Global primary aluminium production sustains upward momentum, rising 1.1% in 2MCY’26

  • GCC output declined due to maintenance and operational adjustments
  • Overall output strengthened due to consistent smelter performance

Global primary aluminium production stood at 12 million tonnes in 2MCY’26, marking a 1.1% year-on-year increase from 11.87 million tonnes in 2MCY’25. The modest growth reflects stable operating conditions across major smelting regions, supported by firm market fundamentals. Continued strength in aluminium prices and relatively tight supply dynamics have helped sustain a positive production outlook.

Regional drivers shaping global primary aluminium output in 2MCY’26

Global primary aluminium production in 2MCY’26 exhibited varied regional trends, reflecting a mix of structural challenges and growth drivers across the world.

China, the world’s largest aluminium producer, increased output by 1.6% amid policy-controlled capacity caps around 45 million tonnes. Government support for efficient operations and strong domestic demand have helped maintain steady production, despite a decline in net exports.

In Africa, production declined by 1.6% year-on-year, primarily due to power supply instability and aging smelting infrastructure. According to the International Aluminium Institute, inconsistent electricity availability and higher production costs have constrained growth in African smelters.

North America experienced a marginal decrease of 0.5%, as high electricity and labor costs continue to pressure smelter profitability. The US Geological Survey notes that several North American smelters are operating below capacity amid stiff competition from lower-cost producers abroad.

South America’s output also contracted by 1.6%, mainly because of power shortages and cost inefficiencies, particularly in countries like Brazil and Venezuela where electricity disruptions and aging plants limit capacity utilization.
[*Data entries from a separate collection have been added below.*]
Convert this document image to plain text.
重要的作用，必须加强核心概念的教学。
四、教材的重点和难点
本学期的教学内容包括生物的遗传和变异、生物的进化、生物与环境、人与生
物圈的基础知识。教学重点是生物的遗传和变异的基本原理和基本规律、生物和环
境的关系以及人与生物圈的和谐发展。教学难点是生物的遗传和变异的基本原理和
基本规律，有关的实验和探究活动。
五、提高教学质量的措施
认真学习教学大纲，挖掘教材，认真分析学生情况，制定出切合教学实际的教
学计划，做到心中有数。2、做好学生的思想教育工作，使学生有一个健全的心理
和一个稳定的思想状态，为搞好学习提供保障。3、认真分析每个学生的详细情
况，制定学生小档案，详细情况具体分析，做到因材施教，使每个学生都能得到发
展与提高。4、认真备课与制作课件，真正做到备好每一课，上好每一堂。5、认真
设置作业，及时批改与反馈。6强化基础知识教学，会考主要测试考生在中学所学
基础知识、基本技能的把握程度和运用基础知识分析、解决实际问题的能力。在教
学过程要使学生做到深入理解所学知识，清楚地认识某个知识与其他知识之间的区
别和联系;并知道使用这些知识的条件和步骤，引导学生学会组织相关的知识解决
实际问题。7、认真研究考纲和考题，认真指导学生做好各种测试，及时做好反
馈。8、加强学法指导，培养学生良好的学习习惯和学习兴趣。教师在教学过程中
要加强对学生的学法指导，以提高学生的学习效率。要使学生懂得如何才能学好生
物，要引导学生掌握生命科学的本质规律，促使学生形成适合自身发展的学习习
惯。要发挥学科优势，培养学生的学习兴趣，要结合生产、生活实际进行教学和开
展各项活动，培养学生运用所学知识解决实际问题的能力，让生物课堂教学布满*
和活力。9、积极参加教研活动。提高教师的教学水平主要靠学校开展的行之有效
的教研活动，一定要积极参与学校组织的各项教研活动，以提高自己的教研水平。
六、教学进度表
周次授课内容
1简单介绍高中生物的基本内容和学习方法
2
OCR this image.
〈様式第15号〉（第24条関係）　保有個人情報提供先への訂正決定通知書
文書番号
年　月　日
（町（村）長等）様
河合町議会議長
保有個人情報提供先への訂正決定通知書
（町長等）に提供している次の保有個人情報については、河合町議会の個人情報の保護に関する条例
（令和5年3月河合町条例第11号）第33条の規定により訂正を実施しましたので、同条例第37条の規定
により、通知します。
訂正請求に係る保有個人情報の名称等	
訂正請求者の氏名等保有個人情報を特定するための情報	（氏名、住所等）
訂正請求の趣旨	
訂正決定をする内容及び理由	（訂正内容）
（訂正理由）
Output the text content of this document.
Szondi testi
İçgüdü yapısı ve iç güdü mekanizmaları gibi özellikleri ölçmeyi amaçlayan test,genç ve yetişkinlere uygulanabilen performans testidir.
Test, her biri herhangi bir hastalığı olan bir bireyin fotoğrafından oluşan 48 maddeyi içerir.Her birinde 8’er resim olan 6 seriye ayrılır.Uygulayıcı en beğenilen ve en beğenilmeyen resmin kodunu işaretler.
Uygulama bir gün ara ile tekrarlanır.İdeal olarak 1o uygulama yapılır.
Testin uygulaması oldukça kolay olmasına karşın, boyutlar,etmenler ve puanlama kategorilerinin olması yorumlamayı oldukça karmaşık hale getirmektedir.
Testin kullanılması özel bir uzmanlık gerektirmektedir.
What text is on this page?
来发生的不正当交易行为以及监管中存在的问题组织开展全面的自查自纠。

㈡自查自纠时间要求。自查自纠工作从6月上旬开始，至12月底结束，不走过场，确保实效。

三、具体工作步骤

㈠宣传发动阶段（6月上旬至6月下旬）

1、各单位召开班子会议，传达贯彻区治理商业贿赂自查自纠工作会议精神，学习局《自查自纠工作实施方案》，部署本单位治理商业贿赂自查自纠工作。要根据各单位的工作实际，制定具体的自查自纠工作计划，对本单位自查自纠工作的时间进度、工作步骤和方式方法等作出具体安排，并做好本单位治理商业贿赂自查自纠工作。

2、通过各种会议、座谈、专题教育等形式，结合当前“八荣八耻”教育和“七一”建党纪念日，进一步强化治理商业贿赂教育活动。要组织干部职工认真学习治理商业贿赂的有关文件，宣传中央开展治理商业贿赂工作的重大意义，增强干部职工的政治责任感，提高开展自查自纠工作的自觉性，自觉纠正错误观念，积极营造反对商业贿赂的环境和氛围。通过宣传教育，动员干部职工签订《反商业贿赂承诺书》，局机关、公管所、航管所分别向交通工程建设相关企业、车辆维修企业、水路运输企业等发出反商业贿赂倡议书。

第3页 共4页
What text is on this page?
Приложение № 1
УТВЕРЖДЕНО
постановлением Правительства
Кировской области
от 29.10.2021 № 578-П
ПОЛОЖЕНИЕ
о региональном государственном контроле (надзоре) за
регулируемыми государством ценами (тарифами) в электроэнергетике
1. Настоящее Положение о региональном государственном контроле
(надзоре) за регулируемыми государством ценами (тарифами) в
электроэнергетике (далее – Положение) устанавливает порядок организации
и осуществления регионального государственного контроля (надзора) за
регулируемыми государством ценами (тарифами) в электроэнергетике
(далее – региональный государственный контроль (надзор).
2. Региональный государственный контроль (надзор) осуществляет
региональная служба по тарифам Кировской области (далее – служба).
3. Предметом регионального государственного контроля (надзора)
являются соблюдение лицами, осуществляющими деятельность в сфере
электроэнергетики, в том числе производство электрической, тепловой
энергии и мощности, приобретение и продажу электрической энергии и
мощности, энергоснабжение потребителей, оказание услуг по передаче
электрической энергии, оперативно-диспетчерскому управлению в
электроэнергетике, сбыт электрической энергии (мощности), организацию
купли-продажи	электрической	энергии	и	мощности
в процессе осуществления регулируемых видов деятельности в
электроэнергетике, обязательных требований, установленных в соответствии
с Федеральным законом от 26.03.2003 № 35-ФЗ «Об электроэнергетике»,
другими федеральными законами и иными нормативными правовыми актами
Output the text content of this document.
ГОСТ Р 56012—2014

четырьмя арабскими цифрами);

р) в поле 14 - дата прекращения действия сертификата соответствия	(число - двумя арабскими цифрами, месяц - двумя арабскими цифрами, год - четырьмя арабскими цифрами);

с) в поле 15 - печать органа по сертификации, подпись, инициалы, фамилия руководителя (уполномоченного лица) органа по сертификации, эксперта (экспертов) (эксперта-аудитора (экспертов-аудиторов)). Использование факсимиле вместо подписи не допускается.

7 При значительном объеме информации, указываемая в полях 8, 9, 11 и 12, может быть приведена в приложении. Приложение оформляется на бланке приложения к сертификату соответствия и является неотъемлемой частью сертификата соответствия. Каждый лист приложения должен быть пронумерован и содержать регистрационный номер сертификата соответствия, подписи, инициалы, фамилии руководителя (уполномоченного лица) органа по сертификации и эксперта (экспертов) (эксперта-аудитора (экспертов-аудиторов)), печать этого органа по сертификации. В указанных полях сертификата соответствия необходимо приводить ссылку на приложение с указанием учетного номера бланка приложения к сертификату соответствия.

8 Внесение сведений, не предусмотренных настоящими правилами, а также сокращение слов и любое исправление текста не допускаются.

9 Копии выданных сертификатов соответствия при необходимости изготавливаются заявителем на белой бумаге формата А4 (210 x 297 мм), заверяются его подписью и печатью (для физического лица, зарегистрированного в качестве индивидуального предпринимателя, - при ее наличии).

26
Conversely, Asia excluding China saw a 1.3% increase in production, driven by capacity expansions in India and Southeast Asia. This growth is supported by improved regulatory environments and access to relatively cheaper energy, with new smelters coming online and existing facilities ramping up output.

Europe, including Russia, posted a strong 3.4% year-on-year growth. This rebound follows partial recovery from previous curtailments related to high energy prices. Several European smelters have resumed or increased production as electricity costs stabilize, while Russia maintains steady output due to integrated supply chains and robust domestic demand.

Oceania’s aluminium production rose by 3.0%, buoyed by stable hydropower-based smelting operations in Australia and New Zealand. These operations benefit from relatively low and consistent energy costs, along with efficiency improvements and steady demand.

In the Gulf Cooperation Council (GCC) region, production declined 2.8%, primarily due to maintenance shutdowns and temporary operational adjustments after a period of strong output. Despite access to low-cost energy, these short-term factors have weighed on production levels.

Finally, the estimated unreported production to the International Aluminium Institute remained unchanged, representing stable output from regions or producers not formally reporting.

Impact of pricing

On a 2MCY basis, LME aluminium prices averaged $3,122/t in 2MCY’26, marking a strong increase from $2,615/t in 2MCY’25. Meanwhile, LME inventories declined by around 18% y-o-y, easing to an average of 490,000 tonnes from 581,700 tonnes over the same period.

In Jan’26, prices were supported by ongoing concerns over tight physical availability and supply constraints, with global reported stocks trending lower as physical premiums, particularly in Asia, remained firm amid strong industrial demand. In Feb’26, Chinese and Asian domestic aluminium markets also saw sustained price support, as limited warehouse stocks and robust demand from manufacturing and energy transition sectors kept inventory draws visible and underpinned LME pricing, helping sustain elevated average price levels and contributing to the year‑on‑year reduction in reported inventory levels.

Moreover, ongoing geopolitical tensions, particularly disruptions in the Middle East affecting key production and shipping routes, have amplified supply concerns, keeping inventories tight and supporting price levels.

Outlook

Global primary aluminium production is likely to experience minor corrections or slower growth in the near term due to significant disruptions in key producing regions. In the Middle East, the ongoing US-Israeli conflict in Iran has led to output curtailments, with Aluminium Bahrain (Alba) halting shipments and shutting down some reduction lines, and Qatalum in Qatar initiating a controlled production shutdown amid gas supply issues. Shipping risks through the Strait of Hormuz further threaten continuity of Gulf output, tightening supply.

Additionally, the Mozal smelter in Mozambique is set to enter care and maintenance from March 2026 due to unresolved power supply issues, removing a significant source of primary aluminium. These closures, combined with the slow restart times typical of energy-intensive smelters, are expected to keep inventories tight, elevate physical premiums, and sustain volatility in global aluminium markets, making minor output corrections likely in the coming months.